An ecologist’s new book gets at the root of trees’ social lives

In ‘Finding the Mother Tree,’ Suzanne Simard recounts discovering forests’ hidden networks

A woman with medium blond hair next to a tree

Suzanne Simard went up against the male-dominated logging industry with compelling evidence that trees commune via a network of underground fungi.

© Bill Heath

cover of the book "Finding the Mother Tree"

Finding the Mother Tree
Suzanne Simard
Knopf, $28.95

Opening Suzanne Simard’s new book, Finding the Mother Tree, I expected to learn about the old growth forests of the Pacific Northwest. I had an inkling that Simard, a forest ecologist at the University of British Columbia in Vancouver, would walk through her painstaking research to convince logging companies and others that clear-cutting large parcels of land is too damaging for forests to recover. I didn’t expect to be carried along on her very relatable journey through life.

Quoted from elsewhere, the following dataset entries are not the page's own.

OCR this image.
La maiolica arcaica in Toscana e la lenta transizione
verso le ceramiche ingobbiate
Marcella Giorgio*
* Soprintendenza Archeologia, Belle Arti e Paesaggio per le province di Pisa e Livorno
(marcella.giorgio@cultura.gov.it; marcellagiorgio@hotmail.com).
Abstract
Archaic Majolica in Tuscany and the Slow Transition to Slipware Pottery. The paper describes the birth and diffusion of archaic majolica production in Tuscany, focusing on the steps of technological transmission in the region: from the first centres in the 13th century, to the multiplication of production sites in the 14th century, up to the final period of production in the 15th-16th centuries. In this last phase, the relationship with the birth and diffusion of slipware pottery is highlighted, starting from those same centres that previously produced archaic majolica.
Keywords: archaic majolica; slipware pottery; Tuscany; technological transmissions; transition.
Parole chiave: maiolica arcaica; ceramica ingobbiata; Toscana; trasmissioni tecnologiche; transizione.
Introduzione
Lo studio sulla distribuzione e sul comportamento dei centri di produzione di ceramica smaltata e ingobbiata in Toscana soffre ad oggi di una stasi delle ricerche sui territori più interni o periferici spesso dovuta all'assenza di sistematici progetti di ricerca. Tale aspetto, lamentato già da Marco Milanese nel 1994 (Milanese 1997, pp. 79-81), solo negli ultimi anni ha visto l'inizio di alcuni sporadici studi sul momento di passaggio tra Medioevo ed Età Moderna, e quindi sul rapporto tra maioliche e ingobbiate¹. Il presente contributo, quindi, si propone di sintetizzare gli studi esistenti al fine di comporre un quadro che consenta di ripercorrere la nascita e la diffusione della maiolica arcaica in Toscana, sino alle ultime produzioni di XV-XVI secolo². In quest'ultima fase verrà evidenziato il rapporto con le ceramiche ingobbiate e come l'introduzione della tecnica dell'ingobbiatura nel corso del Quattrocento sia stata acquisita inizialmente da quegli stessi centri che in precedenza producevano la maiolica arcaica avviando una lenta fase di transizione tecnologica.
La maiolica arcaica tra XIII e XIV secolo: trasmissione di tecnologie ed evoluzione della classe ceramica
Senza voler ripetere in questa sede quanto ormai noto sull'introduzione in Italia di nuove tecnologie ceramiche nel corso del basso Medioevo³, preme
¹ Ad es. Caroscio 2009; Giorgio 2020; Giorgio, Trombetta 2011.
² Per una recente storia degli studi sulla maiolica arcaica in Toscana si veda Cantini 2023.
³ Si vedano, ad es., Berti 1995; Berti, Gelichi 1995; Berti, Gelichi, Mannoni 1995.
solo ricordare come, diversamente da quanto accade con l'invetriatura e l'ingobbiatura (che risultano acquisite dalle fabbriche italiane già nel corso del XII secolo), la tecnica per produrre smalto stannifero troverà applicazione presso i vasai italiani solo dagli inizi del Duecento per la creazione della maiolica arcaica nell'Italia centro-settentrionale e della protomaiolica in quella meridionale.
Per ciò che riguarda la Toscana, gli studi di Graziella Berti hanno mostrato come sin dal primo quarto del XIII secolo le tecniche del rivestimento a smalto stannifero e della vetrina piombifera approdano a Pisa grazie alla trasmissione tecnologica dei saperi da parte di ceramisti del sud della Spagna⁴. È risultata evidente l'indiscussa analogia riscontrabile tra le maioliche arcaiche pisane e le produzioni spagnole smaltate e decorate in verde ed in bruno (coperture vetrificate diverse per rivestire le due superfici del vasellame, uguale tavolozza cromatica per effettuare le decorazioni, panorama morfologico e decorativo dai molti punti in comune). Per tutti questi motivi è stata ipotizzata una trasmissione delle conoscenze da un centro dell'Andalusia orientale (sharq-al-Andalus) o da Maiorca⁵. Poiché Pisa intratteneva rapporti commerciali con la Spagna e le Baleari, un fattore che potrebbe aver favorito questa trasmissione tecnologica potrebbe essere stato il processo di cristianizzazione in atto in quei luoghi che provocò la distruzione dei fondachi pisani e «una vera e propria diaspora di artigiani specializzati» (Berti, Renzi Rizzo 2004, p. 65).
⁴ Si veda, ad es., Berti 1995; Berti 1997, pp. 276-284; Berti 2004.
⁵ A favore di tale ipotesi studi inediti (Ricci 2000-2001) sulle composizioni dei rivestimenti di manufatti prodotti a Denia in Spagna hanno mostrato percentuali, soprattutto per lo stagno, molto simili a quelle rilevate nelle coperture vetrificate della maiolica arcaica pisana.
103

Simard was born in the Monashee Mountains of British Columbia in 1960. Her family of loggers selectively cut trees and dragged them out with horses, leaving plenty still standing. In her first stab at a career, she joined a commercial logging company that clear-cut with large machinery. Her job was to check on seedlings the firm had planted in those areas to restart the forest. The fledgling plants were often yellowed and failing. Simard’s instincts told her those trees were missing the resources that exist within a diverse community of plants, so she set out to see if her hunch was right.

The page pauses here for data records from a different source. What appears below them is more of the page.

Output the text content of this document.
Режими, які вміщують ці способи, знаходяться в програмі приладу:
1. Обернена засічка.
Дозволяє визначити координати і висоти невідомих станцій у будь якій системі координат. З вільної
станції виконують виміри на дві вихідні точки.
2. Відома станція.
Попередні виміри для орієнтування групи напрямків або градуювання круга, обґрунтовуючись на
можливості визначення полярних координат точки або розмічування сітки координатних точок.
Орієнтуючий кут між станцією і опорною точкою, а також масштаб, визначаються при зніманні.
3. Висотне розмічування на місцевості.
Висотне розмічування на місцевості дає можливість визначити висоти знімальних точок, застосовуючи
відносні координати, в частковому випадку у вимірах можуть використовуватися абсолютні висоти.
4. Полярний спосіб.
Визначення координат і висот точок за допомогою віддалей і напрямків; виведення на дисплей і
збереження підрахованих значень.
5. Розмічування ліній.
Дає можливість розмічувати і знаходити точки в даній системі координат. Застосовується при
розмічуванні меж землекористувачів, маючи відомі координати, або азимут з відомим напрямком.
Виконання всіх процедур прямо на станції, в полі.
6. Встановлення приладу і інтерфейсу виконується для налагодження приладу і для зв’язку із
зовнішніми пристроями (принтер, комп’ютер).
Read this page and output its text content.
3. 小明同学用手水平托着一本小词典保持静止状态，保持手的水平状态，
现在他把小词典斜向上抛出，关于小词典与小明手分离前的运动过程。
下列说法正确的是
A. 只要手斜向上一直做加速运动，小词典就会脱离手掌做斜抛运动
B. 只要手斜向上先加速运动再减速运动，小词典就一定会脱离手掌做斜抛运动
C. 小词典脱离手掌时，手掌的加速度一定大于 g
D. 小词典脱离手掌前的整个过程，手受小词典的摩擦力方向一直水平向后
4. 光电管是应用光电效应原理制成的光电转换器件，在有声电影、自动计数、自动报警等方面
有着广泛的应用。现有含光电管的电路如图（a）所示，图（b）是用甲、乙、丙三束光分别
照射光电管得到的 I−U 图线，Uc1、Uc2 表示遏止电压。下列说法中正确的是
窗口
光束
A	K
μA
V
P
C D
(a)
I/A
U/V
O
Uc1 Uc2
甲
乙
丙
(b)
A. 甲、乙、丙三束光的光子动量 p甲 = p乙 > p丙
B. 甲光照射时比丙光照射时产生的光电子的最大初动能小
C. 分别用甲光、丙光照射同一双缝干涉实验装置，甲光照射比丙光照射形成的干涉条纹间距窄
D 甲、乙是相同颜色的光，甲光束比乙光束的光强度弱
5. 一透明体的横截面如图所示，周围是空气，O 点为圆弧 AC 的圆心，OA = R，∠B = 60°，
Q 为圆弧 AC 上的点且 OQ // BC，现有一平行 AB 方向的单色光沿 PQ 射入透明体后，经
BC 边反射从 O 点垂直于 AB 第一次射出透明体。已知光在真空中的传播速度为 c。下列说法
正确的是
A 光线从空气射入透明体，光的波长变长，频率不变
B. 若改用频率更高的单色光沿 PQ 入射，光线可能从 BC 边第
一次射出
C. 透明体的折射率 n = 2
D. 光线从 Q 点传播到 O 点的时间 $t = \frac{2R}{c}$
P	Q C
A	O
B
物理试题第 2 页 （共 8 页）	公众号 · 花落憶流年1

She learned how to do experiments, with close calls with grizzly bears and other mishaps along the way, eventually becoming a tenured professor. She and colleagues discovered that underground networks of fungi among tree roots shuttle carbon and nutrients from tree to tree (SN: 8/9/97, p. 87). Simard seamlessly weaves details of her studies of these networks with her life’s travails: sibling relationships and loss, struggles as a woman in a male-dominated field and her own recovery from a health crisis. Like many women who work outside the home, she felt torn between being with her young daughters and pursuing her professional passions.

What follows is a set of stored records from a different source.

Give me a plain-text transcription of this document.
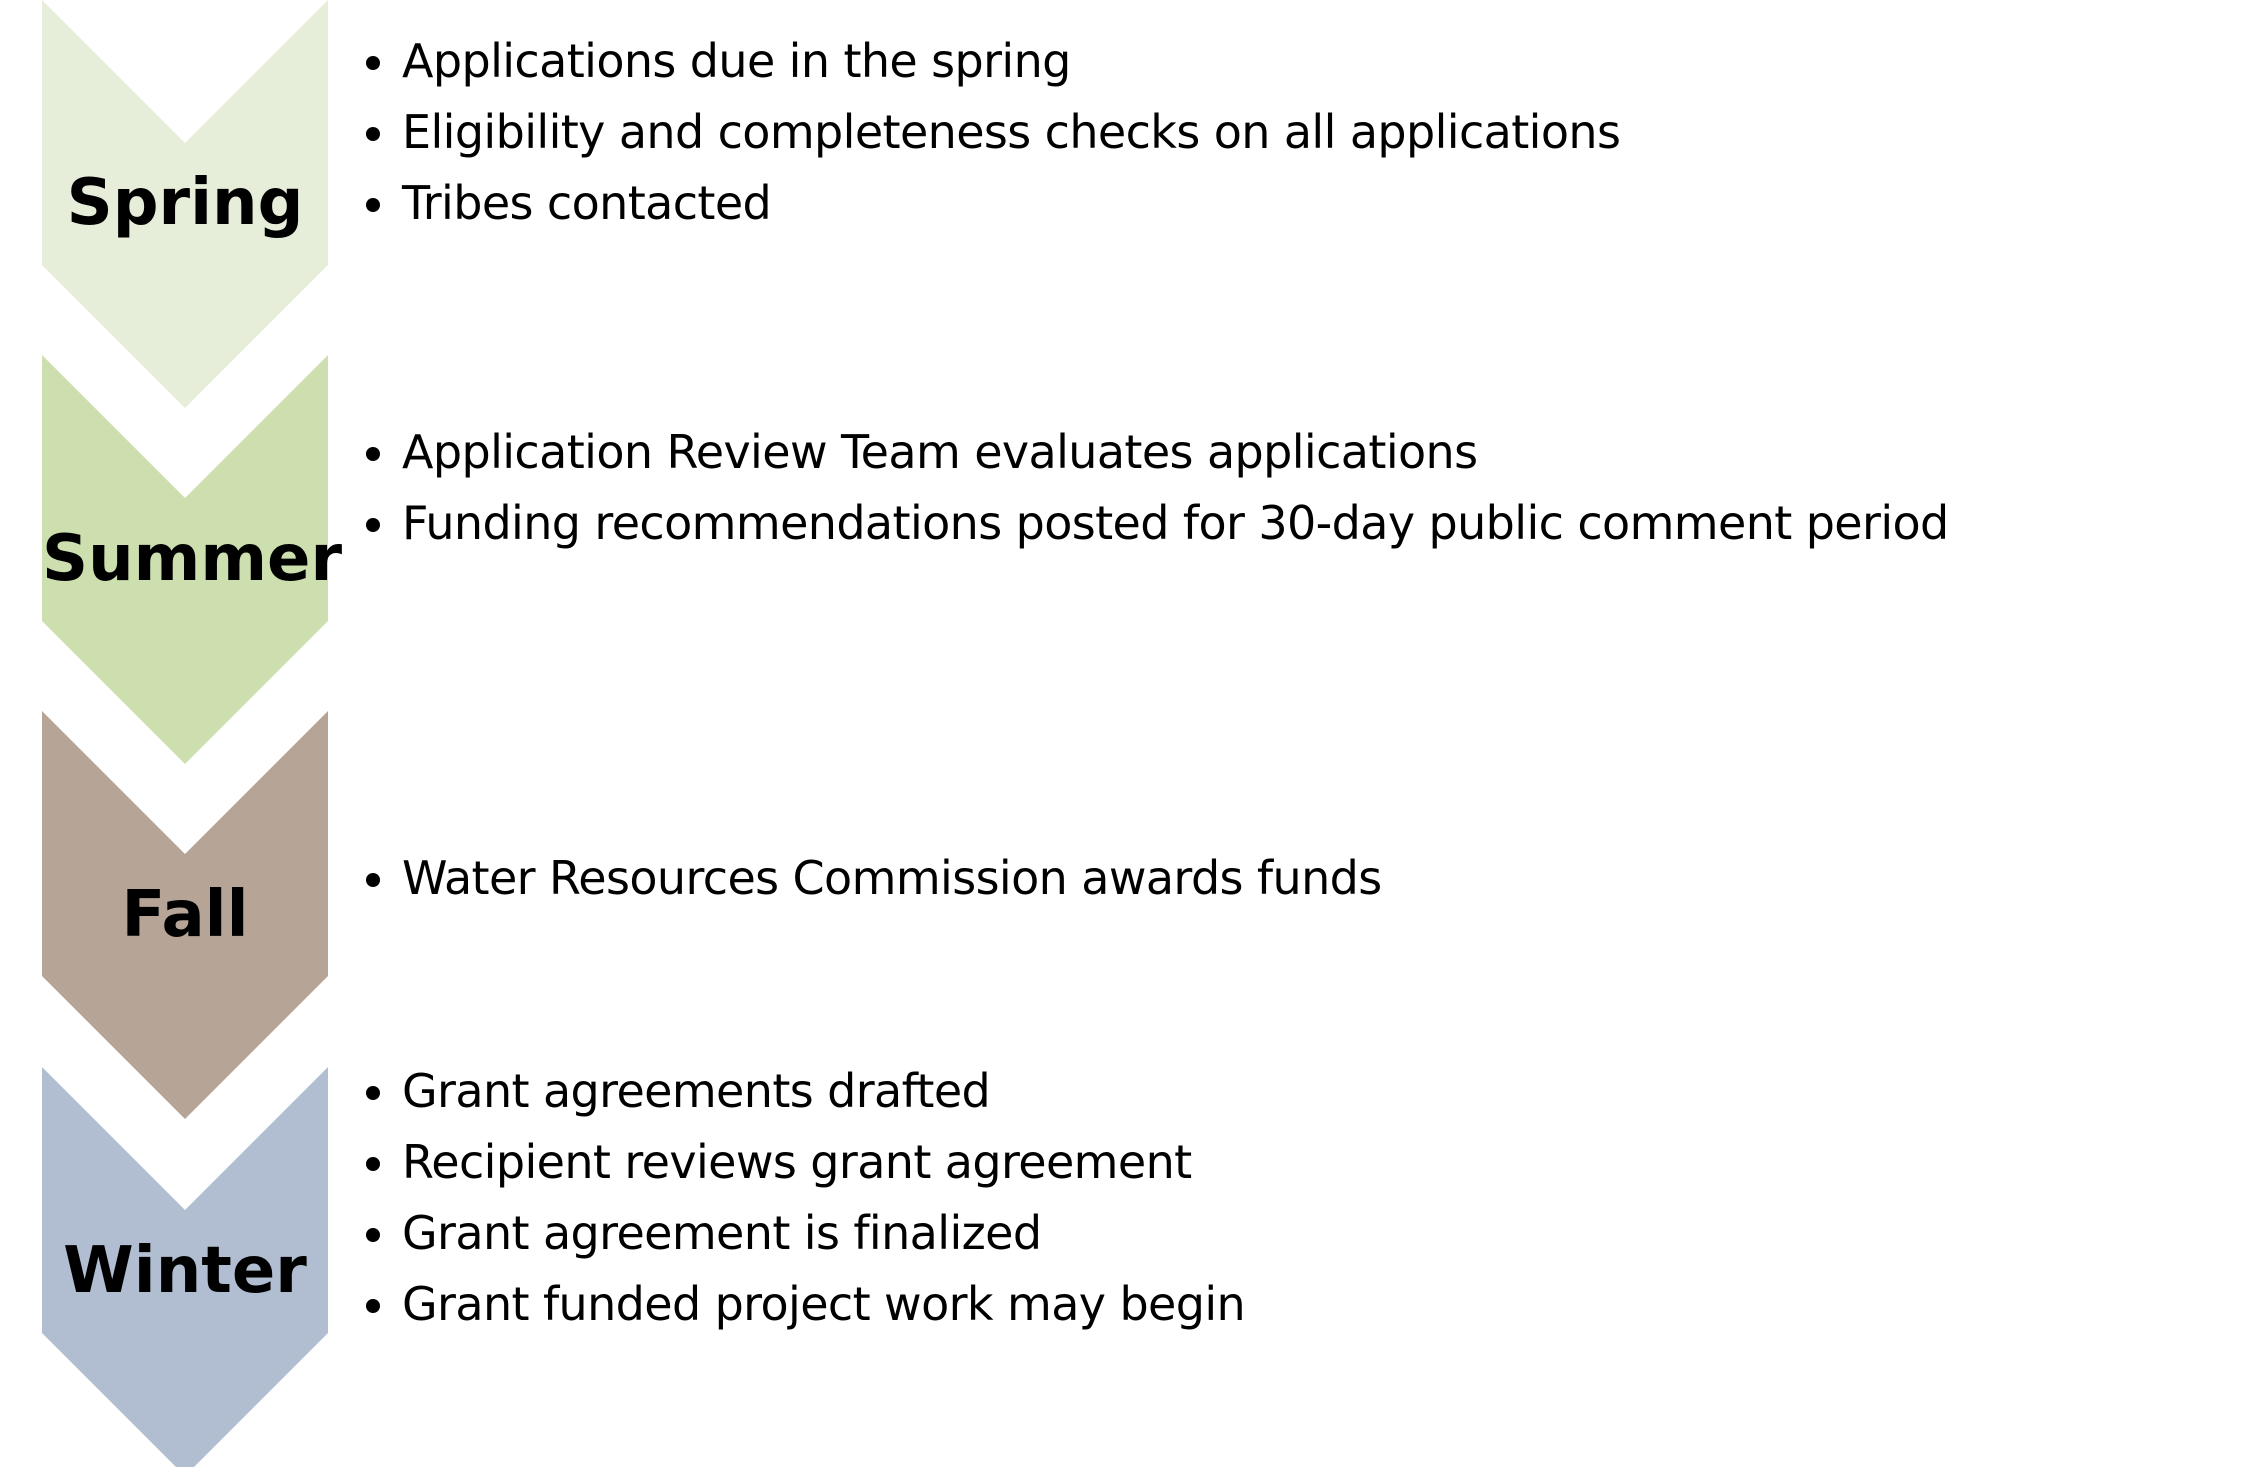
Spring
Summer
Fall
Winter
Applications due in the spring
Eligibility and completeness checks on all applications
Tribes contacted
Application Review Team evaluates applications
Funding recommendations posted for 30-day public comment period
Water Resources Commission awards funds
Grant agreements drafted
Recipient reviews grant agreement
Grant agreement is finalized
Grant funded project work may begin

Readers will feel for Simard as much as they worry for the forests that are quickly disappearing. Simard presents plenty of evidence and writes enthusiastically to build her analogy of the “mother trees” — the biggest, oldest trees in a forest that nurture those nearby. In her experiments, seedlings planted near a mother tree were much more likely to survive.

“Trees and plants have agency,” she writes. “They cooperate, make decisions, learn and remember — qualities we normally ascribe to sentience, wisdom, intelligence.” Simard encourages logging companies to save the mother trees when harvesting to maintain the networks of information — the internet of the forest. Industry change has been slow, but she’s optimistic: “Sometimes when it seems nothing will budge, there’s a shift.”